Burying the Troubles' unsolved murders in some great act of "reconciliation" would be to copy the ostrich and the sand, writes Dennis Kennedy
There is no point pussy-footing around the current vogue for a Truth and Reconciliation Commission for Northern Ireland - we need one like we need a hole in the kneecap.
The most oft-cited model for such a body, the South African one, indicates why. Two elements key to South Africa are missing in Ireland. The first is that there the argument was over, the dispute was settled. The National Party conceded that apartheid had to end, and that majority rule was inevitable. The ANC took power on foot of their democratic majority, and white minority rule was over.
In Northern Ireland the argument is not over; everyone may give lip service to the consent principle, but Sinn Féin and the SDLP both continue to insist that Irish unity is their prime political goal.
Nationalism continues to assert that partition was unjust and remains unjustifiable. Violence continues, though at a mercifully reduced level. Illegal armies have not gone away.
Secondly, in South Africa there was acceptance of a common moral view of the situation. This was that apartheid was wrong, and that continued white minority rule was an affront to democratic principle. This retrospective viewpoint on ANC use of violence made it easier, though by no means easy, for Afrikaners to close the chapter.
The fact that the crisis had been resolved in clear-cut victory for one side, and the immediate end of minority rule and of apartheid, made it easier for the black majority to move on without systematic pursuit of those guilty of crimes in the name of the apartheid regime.
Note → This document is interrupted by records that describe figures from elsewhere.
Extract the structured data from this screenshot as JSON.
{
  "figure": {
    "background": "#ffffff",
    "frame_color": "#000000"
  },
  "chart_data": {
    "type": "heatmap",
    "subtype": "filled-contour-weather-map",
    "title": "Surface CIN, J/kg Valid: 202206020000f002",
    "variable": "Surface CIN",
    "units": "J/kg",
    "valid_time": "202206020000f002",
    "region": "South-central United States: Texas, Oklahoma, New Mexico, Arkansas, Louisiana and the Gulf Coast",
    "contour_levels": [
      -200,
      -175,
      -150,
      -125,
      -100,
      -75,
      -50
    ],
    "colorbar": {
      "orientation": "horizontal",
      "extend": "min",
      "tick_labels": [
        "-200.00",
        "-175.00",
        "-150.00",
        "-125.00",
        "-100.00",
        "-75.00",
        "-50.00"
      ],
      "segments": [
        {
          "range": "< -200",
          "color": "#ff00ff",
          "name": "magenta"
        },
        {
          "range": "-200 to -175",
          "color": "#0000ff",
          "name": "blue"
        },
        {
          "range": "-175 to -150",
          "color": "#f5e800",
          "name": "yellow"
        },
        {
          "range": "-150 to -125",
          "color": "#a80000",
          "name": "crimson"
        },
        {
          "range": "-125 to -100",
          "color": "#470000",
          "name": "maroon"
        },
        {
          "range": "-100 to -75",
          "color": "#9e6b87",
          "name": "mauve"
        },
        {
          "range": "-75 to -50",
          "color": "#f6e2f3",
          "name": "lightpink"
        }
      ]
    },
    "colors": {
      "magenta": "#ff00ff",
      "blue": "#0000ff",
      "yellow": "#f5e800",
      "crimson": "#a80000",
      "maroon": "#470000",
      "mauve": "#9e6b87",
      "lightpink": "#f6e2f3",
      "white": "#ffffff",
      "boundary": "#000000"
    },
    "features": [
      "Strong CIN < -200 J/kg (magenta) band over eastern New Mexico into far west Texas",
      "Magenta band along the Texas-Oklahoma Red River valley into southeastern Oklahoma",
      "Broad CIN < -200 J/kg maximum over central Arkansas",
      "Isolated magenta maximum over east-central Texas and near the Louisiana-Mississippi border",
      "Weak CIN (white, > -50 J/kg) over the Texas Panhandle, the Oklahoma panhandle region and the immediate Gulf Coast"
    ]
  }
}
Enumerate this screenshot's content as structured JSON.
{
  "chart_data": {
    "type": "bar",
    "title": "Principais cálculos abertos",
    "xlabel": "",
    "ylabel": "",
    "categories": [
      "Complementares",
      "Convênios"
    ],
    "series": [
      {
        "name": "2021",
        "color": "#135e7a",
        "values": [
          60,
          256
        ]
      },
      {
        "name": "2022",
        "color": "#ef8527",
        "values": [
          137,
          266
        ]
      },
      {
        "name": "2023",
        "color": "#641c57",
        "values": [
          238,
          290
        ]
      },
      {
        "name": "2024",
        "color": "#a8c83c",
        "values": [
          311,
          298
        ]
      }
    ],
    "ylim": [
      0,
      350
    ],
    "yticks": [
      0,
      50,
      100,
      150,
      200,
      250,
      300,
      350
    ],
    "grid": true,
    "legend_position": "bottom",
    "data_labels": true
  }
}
Nothing like that applies in Northern Ireland. As John Hume repeatedly said, there was no moral cause to justify any violence. Nor was there any denial of democracy - the status of Northern Ireland, the key issue, was in accordance with the wishes of the democratic majority.
The only people who profess to see the atrocities of the past 30 years as the heroic deeds of "freedom fighters", or, on the loyalist side, of resolute defenders of a beleaguered community, are the perpetrators of such violence.
To the great majority, and to both governments, they are, or were, all guilty of gross criminal acts, however distorted their own rationalisations.
Brian Currin, a South African human rights lawyer, acknowledged many of these factors when he told the Irish Association in Belfast recently that it was too early for Northern Ireland to have a truth commission.
The Secretary of State, Paul Murphy, (Irish Times, April 9th) agrees, writing that the conflict must truly be over before there can be reconciliation, and both communities must have a shared vision of a truly inclusive future.
Yet in the same article he tells us he intends moving almost immediately towards some "better way of approaching the truth about the past".
What if the truth is that many innocent people have been callously murdered by misguided fanatics of both varieties? Will it help us all to "move on" in the currently blessed phrase, if we know that, and know also that many who did those deeds have not only gone scot-free but have been rewarded with public office?
John Bruton calls for "unilateral forgiveness" as the only means of escaping from the past. But the Christian concept of forgiveness is linked to confession and repentance. Unilateral forgiveness in the absence of such repentance could appear to be condoning the violent deeds, and would be taken as such by the unrepentant.
The danger is that Mr Murphy's good intentions will turn into another exercise in a shoddy rewriting of history that tries to portray the murderous violence of the past 30 years as part of a struggle for justice and equality. It wasn't, and to give any credence to such an idea is to help keep alive the cult of violence which is the distinguishing characteristic of Sinn Féin/IRA and of the loyalist paramilitaries.
The desire to find some way to stop arguing about the past and concentrate on the future is understandable. Hugh Orde, chief constable of the PSNI, says he does not have the resources to investigate the 1,800 unsolved murders of the Troubles. John Bruton sees no point in reopening the files on unsolved terrorist murders, but proposes one bumper Forgiveness, Reconciliation and Truth Commission.
But the last thing any commission is likely to find is the truth about the past; any version it comes up with will not stop the argument. And surely no files have been closed on the terrorist murders. All police forces have unsolved murders on their books but they do not formally close the files. Every now and then, someone is charged as new evidence has emerged.
No one expects the PSNI to devote scarce resources to investigating the crimes of 30 years ago. But regard for the rule of law demands that the possibility of conviction remains. To tidy all those unsolved murders away in some great public act of "reconciliation" would be to copy the ostrich and the sand.
The raw past cannot be tidied away. At some future point society may be able to stop picking at the sores and leave the search for truth to historians. But Mr Murphy should remember his own two preconditions for any public exercise in truth and reconciliation - the conflict must be over, and the argument too.
The Belfast Agreement was possible only because the ending of the conflict was glossed over, and the future left open. Which may be why it is now in intensive care.